As the line rate of a 625/50 TV system is 15625 Hz, it means that 384 cycles of 6 MHz sine wave fits into one line. As one cycle of sine wave means basically a white pixel and a black pixel, there are 768 total pixels per line, with a pixel clock of 12 MHz. Since the active video portion of a line is 52us out of the 64us, there are 624 active pixels, of which not all are even visible due to the TV image being slightly overscanned.
In practice, if direct composite video connection is used, the RF modulation and demodulation are not present to artificially limit the bandwidth to 6 MHz.
Basically this means that the situation is similar than between equipment in a TV studio, the transmitting device like a camera can use as much as bandwidth as it can and the receiving device can use as much bandwidth as it possibly can. There is a good chance that consumer TV equipment can have similar bandwidth limitations on the composite input than on the RF input, but it can also accept higher bandwidth.
There is not much use going past 6 MHz though, as even the BT.601 standard digital component video used in studios does not use analogue bandwidth much past 6 MHz, but it samples the PAL and SECAM signals at 13.5 MHz to arrive at 702 active pixels for the analogue portion of the line, so that sets the point of having overkill resolution.
So having said that, I would estimate that due to 5% of overscan per side, and the requirement to fit text well inside the edges of a TV, the usable area would be maybe 90% of the 624 pixels or 562 pixels tops. In worst case if you lived in a country with a 5 MHz TV system with bandwidth for 520 pixels, maybe less than 470 pixels per line via the RF modulator. With direct composite video connection, maybe 640 usable pixels per line is achievable as a practical maximum, but it can already be blurry and sharp edges will have fringe colors. 640 pixels would achieve 80 colums with a font of 8 pixels wide.
For vertical resolution, the PAL signal has 576 active lines when interlaced, or 288 active lines per field. Accounting for the overscan, there would be about 256 lines visible per field, or 512 lines per interlaced frame.
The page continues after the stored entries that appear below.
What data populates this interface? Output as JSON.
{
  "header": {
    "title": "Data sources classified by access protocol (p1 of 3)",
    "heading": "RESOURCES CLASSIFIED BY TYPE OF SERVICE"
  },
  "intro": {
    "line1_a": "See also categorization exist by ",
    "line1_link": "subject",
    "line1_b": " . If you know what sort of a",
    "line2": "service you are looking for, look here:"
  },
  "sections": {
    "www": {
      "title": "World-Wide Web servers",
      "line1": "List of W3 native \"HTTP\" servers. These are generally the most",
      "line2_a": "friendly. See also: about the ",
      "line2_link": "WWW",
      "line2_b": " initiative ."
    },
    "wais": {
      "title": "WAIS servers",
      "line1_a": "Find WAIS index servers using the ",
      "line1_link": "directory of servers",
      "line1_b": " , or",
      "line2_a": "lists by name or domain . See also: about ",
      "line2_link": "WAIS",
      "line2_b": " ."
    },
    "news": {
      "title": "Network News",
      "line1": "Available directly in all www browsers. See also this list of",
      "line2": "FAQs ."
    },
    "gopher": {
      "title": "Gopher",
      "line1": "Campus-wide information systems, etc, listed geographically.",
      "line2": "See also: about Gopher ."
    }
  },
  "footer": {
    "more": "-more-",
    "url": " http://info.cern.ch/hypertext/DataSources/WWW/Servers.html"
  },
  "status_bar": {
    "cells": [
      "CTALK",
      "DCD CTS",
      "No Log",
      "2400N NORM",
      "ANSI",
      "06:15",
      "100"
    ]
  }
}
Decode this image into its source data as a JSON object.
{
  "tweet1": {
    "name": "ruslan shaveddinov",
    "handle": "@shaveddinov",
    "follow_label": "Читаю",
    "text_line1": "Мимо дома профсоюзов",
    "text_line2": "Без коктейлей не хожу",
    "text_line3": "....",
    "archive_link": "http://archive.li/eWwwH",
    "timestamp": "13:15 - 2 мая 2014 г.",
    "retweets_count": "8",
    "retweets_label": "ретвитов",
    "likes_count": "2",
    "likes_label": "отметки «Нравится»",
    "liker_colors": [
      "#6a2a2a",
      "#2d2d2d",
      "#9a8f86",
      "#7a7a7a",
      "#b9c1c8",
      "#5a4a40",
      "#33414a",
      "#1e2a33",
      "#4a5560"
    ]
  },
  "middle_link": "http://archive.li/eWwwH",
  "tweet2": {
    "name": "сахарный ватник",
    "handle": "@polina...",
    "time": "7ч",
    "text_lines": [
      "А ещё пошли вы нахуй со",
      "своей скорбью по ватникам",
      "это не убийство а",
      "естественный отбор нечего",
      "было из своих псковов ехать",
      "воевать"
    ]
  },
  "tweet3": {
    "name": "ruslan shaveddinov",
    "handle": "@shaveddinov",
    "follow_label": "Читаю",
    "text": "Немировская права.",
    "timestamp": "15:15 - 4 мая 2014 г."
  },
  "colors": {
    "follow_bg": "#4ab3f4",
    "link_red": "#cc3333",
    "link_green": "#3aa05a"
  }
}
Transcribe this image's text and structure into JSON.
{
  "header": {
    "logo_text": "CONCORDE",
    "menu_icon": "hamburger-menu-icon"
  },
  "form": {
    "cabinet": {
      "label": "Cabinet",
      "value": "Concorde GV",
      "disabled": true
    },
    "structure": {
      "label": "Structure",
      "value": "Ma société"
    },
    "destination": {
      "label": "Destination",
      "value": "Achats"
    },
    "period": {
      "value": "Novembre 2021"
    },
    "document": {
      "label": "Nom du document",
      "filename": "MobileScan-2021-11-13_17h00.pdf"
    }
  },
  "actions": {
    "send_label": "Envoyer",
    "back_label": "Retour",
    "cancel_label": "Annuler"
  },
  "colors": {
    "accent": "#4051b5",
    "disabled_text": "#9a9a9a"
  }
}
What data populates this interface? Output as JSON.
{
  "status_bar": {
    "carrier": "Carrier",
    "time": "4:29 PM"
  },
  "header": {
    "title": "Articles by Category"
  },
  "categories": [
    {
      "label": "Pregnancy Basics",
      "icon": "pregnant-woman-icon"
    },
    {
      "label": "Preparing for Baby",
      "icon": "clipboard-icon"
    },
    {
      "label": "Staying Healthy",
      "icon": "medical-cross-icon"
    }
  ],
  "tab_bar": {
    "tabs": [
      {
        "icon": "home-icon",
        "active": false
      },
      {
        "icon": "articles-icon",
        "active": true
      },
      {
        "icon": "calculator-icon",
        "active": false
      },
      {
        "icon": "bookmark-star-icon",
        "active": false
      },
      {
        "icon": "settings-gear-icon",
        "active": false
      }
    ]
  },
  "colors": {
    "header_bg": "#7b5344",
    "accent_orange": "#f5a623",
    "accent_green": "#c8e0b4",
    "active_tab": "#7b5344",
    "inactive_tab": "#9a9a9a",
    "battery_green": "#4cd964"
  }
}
So through this thought process, I ended up with a resolution of 640x512 as the resolution that is the approximate maximum that can still be presented on a TV without too much blurring.
If we compare this to for example an Amiga 1000 which was designed in the early 80s, it also happens to use 640x512 as the hi-res mode. It also allows individually to halve the horizontal resolution by two to have a lo-res mode with 320 pixels per line, and it also allows turning off the interlacing to have a progressive mode with 256 lines per frame.
In real life, it is a bit more complex than that, since while the composite video signal can have bandwidth up to 6 MHz, it only applies to the monochrome brightness signal, the color resolution is much less as it only has a bandwidth of 1.3 MHz.